July 17, 2003

The Deficit

The bushies would like to blame the economy. There are some other opininions though. For instance, a detailed analysis by The Angry Bear (via Thinking it Through) suggests:

Of the 80% of the deficit not related to terrorism, roughly 1/3 of the blame goes to increased spending and 2/3 to the Bush tax cuts
Max Sawicky isn't that concerned with the size of the deficit:
Today's deficit number is a yawn for we sad few who take the trouble to follow this. More annoying is what the Bushies are saying.

Quoth new OMB Director and reputed whiz kid Josh Bolten: "Restoring a balanced budget is an important priority for this administration," he said, "but a balanced budget is not a higher priority than winning the global war on terror, protecting the American homeland, or restoring economic growth and job creation."

Only trouble is, the war cost for FY2003 is only $90 billion, and the DoD increase is $80 billion. The rest is due to you know what.

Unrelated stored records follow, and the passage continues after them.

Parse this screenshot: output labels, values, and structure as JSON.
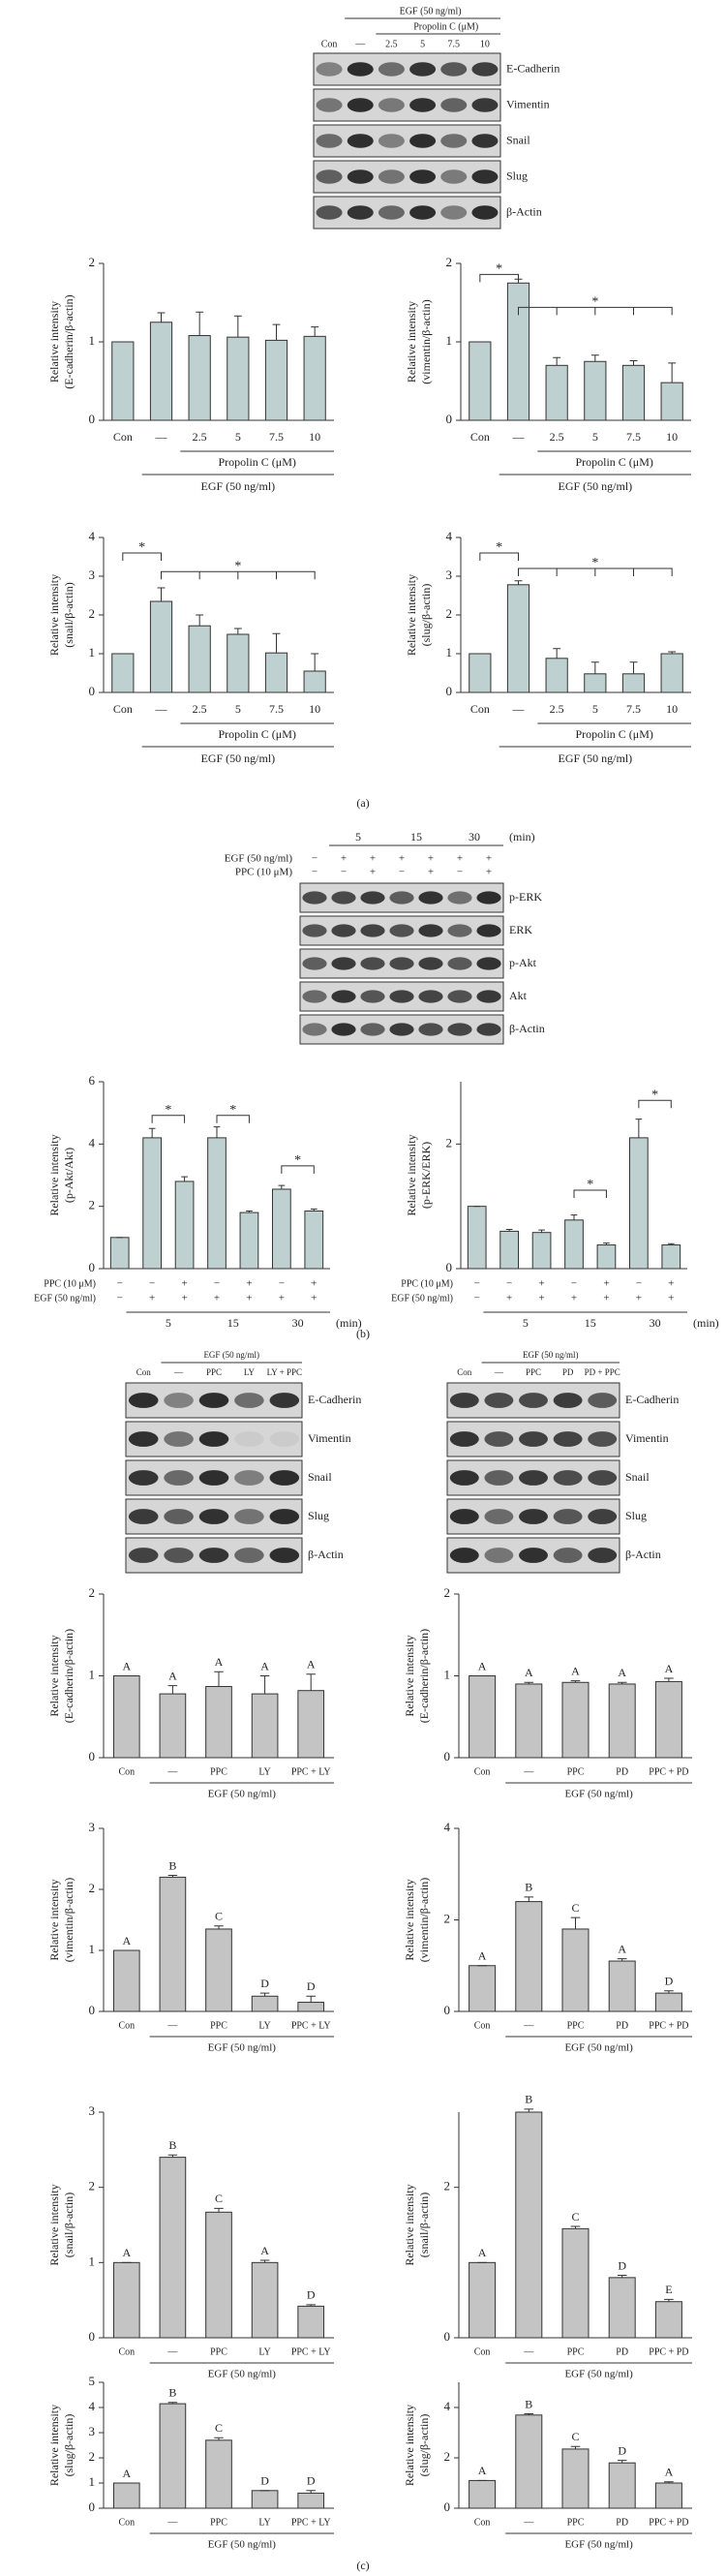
{
  "panel_labels": [
    "(a)",
    "(b)",
    "(c)"
  ],
  "blots": [
    {
      "header": "EGF (50 ng/ml)",
      "subheader": "Propolin C (μM)",
      "lanes": [
        "Con",
        "—",
        "2.5",
        "5",
        "7.5",
        "10"
      ],
      "rows": [
        "E-Cadherin",
        "Vimentin",
        "Snail",
        "Slug",
        "β-Actin"
      ]
    },
    {
      "times": [
        "5",
        "15",
        "30"
      ],
      "time_unit": "(min)",
      "header_rows": [
        {
          "label": "EGF (50 ng/ml)",
          "signs": [
            "−",
            "+",
            "+",
            "+",
            "+",
            "+",
            "+"
          ]
        },
        {
          "label": "PPC (10 μM)",
          "signs": [
            "−",
            "−",
            "+",
            "−",
            "+",
            "−",
            "+"
          ]
        }
      ],
      "rows": [
        "p-ERK",
        "ERK",
        "p-Akt",
        "Akt",
        "β-Actin"
      ]
    },
    {
      "header": "EGF (50 ng/ml)",
      "lanes": [
        "Con",
        "—",
        "PPC",
        "LY",
        "LY + PPC"
      ],
      "rows": [
        "E-Cadherin",
        "Vimentin",
        "Snail",
        "Slug",
        "β-Actin"
      ]
    },
    {
      "header": "EGF (50 ng/ml)",
      "lanes": [
        "Con",
        "—",
        "PPC",
        "PD",
        "PD + PPC"
      ],
      "rows": [
        "E-Cadherin",
        "Vimentin",
        "Snail",
        "Slug",
        "β-Actin"
      ]
    }
  ],
  "chart_data": [
    {
      "type": "bar",
      "ylabel": [
        "Relative intensity",
        "(E-cadherin/β-actin)"
      ],
      "categories": [
        "Con",
        "—",
        "2.5",
        "5",
        "7.5",
        "10"
      ],
      "values": [
        1.0,
        1.25,
        1.08,
        1.06,
        1.02,
        1.07
      ],
      "errors": [
        0,
        0.12,
        0.3,
        0.27,
        0.2,
        0.12
      ],
      "ylim": [
        0,
        2
      ],
      "yticks": [
        0,
        1,
        2
      ],
      "group_label": "Propolin C (μM)",
      "egf_label": "EGF (50 ng/ml)",
      "color": "#bfd0d0"
    },
    {
      "type": "bar",
      "ylabel": [
        "Relative intensity",
        "(vimentin/β-actin)"
      ],
      "categories": [
        "Con",
        "—",
        "2.5",
        "5",
        "7.5",
        "10"
      ],
      "values": [
        1.0,
        1.75,
        0.7,
        0.75,
        0.7,
        0.48
      ],
      "errors": [
        0,
        0.05,
        0.1,
        0.08,
        0.06,
        0.25
      ],
      "ylim": [
        0,
        2
      ],
      "yticks": [
        0,
        1,
        2
      ],
      "stars": [
        "*",
        "*"
      ],
      "group_label": "Propolin C (μM)",
      "egf_label": "EGF (50 ng/ml)",
      "color": "#bfd0d0"
    },
    {
      "type": "bar",
      "ylabel": [
        "Relative intensity",
        "(snail/β-actin)"
      ],
      "categories": [
        "Con",
        "—",
        "2.5",
        "5",
        "7.5",
        "10"
      ],
      "values": [
        1.0,
        2.35,
        1.72,
        1.5,
        1.02,
        0.55
      ],
      "errors": [
        0,
        0.35,
        0.28,
        0.15,
        0.5,
        0.45
      ],
      "ylim": [
        0,
        4
      ],
      "yticks": [
        0,
        1,
        2,
        3,
        4
      ],
      "stars": [
        "*",
        "*"
      ],
      "group_label": "Propolin C (μM)",
      "egf_label": "EGF (50 ng/ml)",
      "color": "#bfd0d0"
    },
    {
      "type": "bar",
      "ylabel": [
        "Relative intensity",
        "(slug/β-actin)"
      ],
      "categories": [
        "Con",
        "—",
        "2.5",
        "5",
        "7.5",
        "10"
      ],
      "values": [
        1.0,
        2.78,
        0.88,
        0.48,
        0.48,
        1.0
      ],
      "errors": [
        0,
        0.1,
        0.25,
        0.3,
        0.3,
        0.05
      ],
      "ylim": [
        0,
        4
      ],
      "yticks": [
        0,
        1,
        2,
        3,
        4
      ],
      "stars": [
        "*",
        "*"
      ],
      "group_label": "Propolin C (μM)",
      "egf_label": "EGF (50 ng/ml)",
      "color": "#bfd0d0"
    },
    {
      "type": "bar",
      "ylabel": [
        "Relative intensity",
        "(p-Akt/Akt)"
      ],
      "values": [
        1.0,
        4.2,
        2.8,
        4.2,
        1.8,
        2.55,
        1.85
      ],
      "errors": [
        0,
        0.3,
        0.15,
        0.35,
        0.05,
        0.12,
        0.06
      ],
      "ylim": [
        0,
        6
      ],
      "yticks": [
        0,
        2,
        4,
        6
      ],
      "stars": [
        "*",
        "*",
        "*"
      ],
      "rows": [
        {
          "label": "PPC (10 μM)",
          "signs": [
            "−",
            "−",
            "+",
            "−",
            "+",
            "−",
            "+"
          ]
        },
        {
          "label": "EGF (50 ng/ml)",
          "signs": [
            "−",
            "+",
            "+",
            "+",
            "+",
            "+",
            "+"
          ]
        }
      ],
      "times": [
        "5",
        "15",
        "30"
      ],
      "time_unit": "(min)",
      "color": "#bfd0d0"
    },
    {
      "type": "bar",
      "ylabel": [
        "Relative intensity",
        "(p-ERK/ERK)"
      ],
      "values": [
        1.0,
        0.6,
        0.58,
        0.78,
        0.38,
        2.1,
        0.38
      ],
      "errors": [
        0,
        0.03,
        0.04,
        0.08,
        0.03,
        0.3,
        0.02
      ],
      "ylim": [
        0,
        3
      ],
      "yticks": [
        0,
        2
      ],
      "stars": [
        "*",
        "*"
      ],
      "rows": [
        {
          "label": "PPC (10 μM)",
          "signs": [
            "−",
            "−",
            "+",
            "−",
            "+",
            "−",
            "+"
          ]
        },
        {
          "label": "EGF (50 ng/ml)",
          "signs": [
            "−",
            "+",
            "+",
            "+",
            "+",
            "+",
            "+"
          ]
        }
      ],
      "times": [
        "5",
        "15",
        "30"
      ],
      "time_unit": "(min)",
      "color": "#bfd0d0"
    },
    {
      "type": "bar",
      "ylabel": [
        "Relative intensity",
        "(E-cadherin/β-actin)"
      ],
      "categories": [
        "Con",
        "—",
        "PPC",
        "LY",
        "PPC + LY"
      ],
      "values": [
        1.0,
        0.78,
        0.87,
        0.78,
        0.82
      ],
      "errors": [
        0,
        0.1,
        0.18,
        0.22,
        0.2
      ],
      "bar_labels": [
        "A",
        "A",
        "A",
        "A",
        "A"
      ],
      "ylim": [
        0,
        2
      ],
      "yticks": [
        0,
        1,
        2
      ],
      "egf_label": "EGF (50 ng/ml)",
      "color": "#c4c4c4"
    },
    {
      "type": "bar",
      "ylabel": [
        "Relative intensity",
        "(E-cadherin/β-actin)"
      ],
      "categories": [
        "Con",
        "—",
        "PPC",
        "PD",
        "PPC + PD"
      ],
      "values": [
        1.0,
        0.9,
        0.92,
        0.9,
        0.93
      ],
      "errors": [
        0,
        0.02,
        0.02,
        0.02,
        0.04
      ],
      "bar_labels": [
        "A",
        "A",
        "A",
        "A",
        "A"
      ],
      "ylim": [
        0,
        2
      ],
      "yticks": [
        0,
        1,
        2
      ],
      "egf_label": "EGF (50 ng/ml)",
      "color": "#c4c4c4"
    },
    {
      "type": "bar",
      "ylabel": [
        "Relative intensity",
        "(vimentin/β-actin)"
      ],
      "categories": [
        "Con",
        "—",
        "PPC",
        "LY",
        "PPC + LY"
      ],
      "values": [
        1.0,
        2.2,
        1.35,
        0.25,
        0.15
      ],
      "errors": [
        0,
        0.03,
        0.05,
        0.05,
        0.1
      ],
      "bar_labels": [
        "A",
        "B",
        "C",
        "D",
        "D"
      ],
      "ylim": [
        0,
        3
      ],
      "yticks": [
        0,
        1,
        2,
        3
      ],
      "egf_label": "EGF (50 ng/ml)",
      "color": "#c4c4c4"
    },
    {
      "type": "bar",
      "ylabel": [
        "Relative intensity",
        "(vimentin/β-actin)"
      ],
      "categories": [
        "Con",
        "—",
        "PPC",
        "PD",
        "PPC + PD"
      ],
      "values": [
        1.0,
        2.4,
        1.8,
        1.1,
        0.4
      ],
      "errors": [
        0,
        0.1,
        0.25,
        0.05,
        0.05
      ],
      "bar_labels": [
        "A",
        "B",
        "C",
        "A",
        "D"
      ],
      "ylim": [
        0,
        4
      ],
      "yticks": [
        0,
        2,
        4
      ],
      "egf_label": "EGF (50 ng/ml)",
      "color": "#c4c4c4"
    },
    {
      "type": "bar",
      "ylabel": [
        "Relative intensity",
        "(snail/β-actin)"
      ],
      "categories": [
        "Con",
        "—",
        "PPC",
        "LY",
        "PPC + LY"
      ],
      "values": [
        1.0,
        2.4,
        1.67,
        1.0,
        0.42
      ],
      "errors": [
        0,
        0.03,
        0.05,
        0.03,
        0.02
      ],
      "bar_labels": [
        "A",
        "B",
        "C",
        "A",
        "D"
      ],
      "ylim": [
        0,
        3
      ],
      "yticks": [
        0,
        1,
        2,
        3
      ],
      "egf_label": "EGF (50 ng/ml)",
      "color": "#c4c4c4"
    },
    {
      "type": "bar",
      "ylabel": [
        "Relative intensity",
        "(snail/β-actin)"
      ],
      "categories": [
        "Con",
        "—",
        "PPC",
        "PD",
        "PPC + PD"
      ],
      "values": [
        1.0,
        3.0,
        1.45,
        0.8,
        0.48
      ],
      "errors": [
        0,
        0.04,
        0.03,
        0.03,
        0.03
      ],
      "bar_labels": [
        "A",
        "B",
        "C",
        "D",
        "E"
      ],
      "ylim": [
        0,
        3
      ],
      "yticks": [
        0,
        2
      ],
      "egf_label": "EGF (50 ng/ml)",
      "color": "#c4c4c4"
    },
    {
      "type": "bar",
      "ylabel": [
        "Relative intensity",
        "(slug/β-actin)"
      ],
      "categories": [
        "Con",
        "—",
        "PPC",
        "LY",
        "PPC + LY"
      ],
      "values": [
        1.0,
        4.15,
        2.7,
        0.7,
        0.6
      ],
      "errors": [
        0,
        0.05,
        0.1,
        0,
        0.1
      ],
      "bar_labels": [
        "A",
        "B",
        "C",
        "D",
        "D"
      ],
      "ylim": [
        0,
        5
      ],
      "yticks": [
        0,
        1,
        2,
        3,
        4,
        5
      ],
      "egf_label": "EGF (50 ng/ml)",
      "color": "#c4c4c4"
    },
    {
      "type": "bar",
      "ylabel": [
        "Relative intensity",
        "(slug/β-actin)"
      ],
      "categories": [
        "Con",
        "—",
        "PPC",
        "PD",
        "PPC + PD"
      ],
      "values": [
        1.1,
        3.7,
        2.35,
        1.8,
        1.0
      ],
      "errors": [
        0,
        0.05,
        0.1,
        0.1,
        0.05
      ],
      "bar_labels": [
        "A",
        "B",
        "C",
        "D",
        "A"
      ],
      "ylim": [
        0,
        5
      ],
      "yticks": [
        0,
        2,
        4
      ],
      "egf_label": "EGF (50 ng/ml)",
      "color": "#c4c4c4"
    }
  ]
}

but does think the composition of the deficit should be changed:
The real problem with the deficit for this and next year is composition. Given the opportunity, I wouldn't reduce it a penny. Instead I would redirect the tax cuts to the working class, reserving a nice chunk of change for aid to state and local governments. This sort of tax cut could be designed to limit long-term deficit effects. The latter are the real problem, insofar as there is one. Now is a clear case where the distribution of the tax burden has an urgent macroeconomic policy significance.

Otherwise the Democrats' harping on this has limited, if non-zero, value. Given the podium, I would emphasize the jobs gap, the holes in the Medicare drug benefit, children left behind by the tax cuts, and the potential problems with Medicare financing.

Kevin Drum agrees that the real problem is in the future:
By 2007 the economy should be booming and the government should be planning to run modest surpluses to cool things down a bit. Instead, it's deficits forever, because seemingly nobody in this administration cares a whit about anything beyond the next election.
Good or bad the deficits will be used mercilessly to hammer bush and this along with the administrations repeated fabrication of reality will lead to a change of administration in 2004. History will judge whether this change will be good or bad.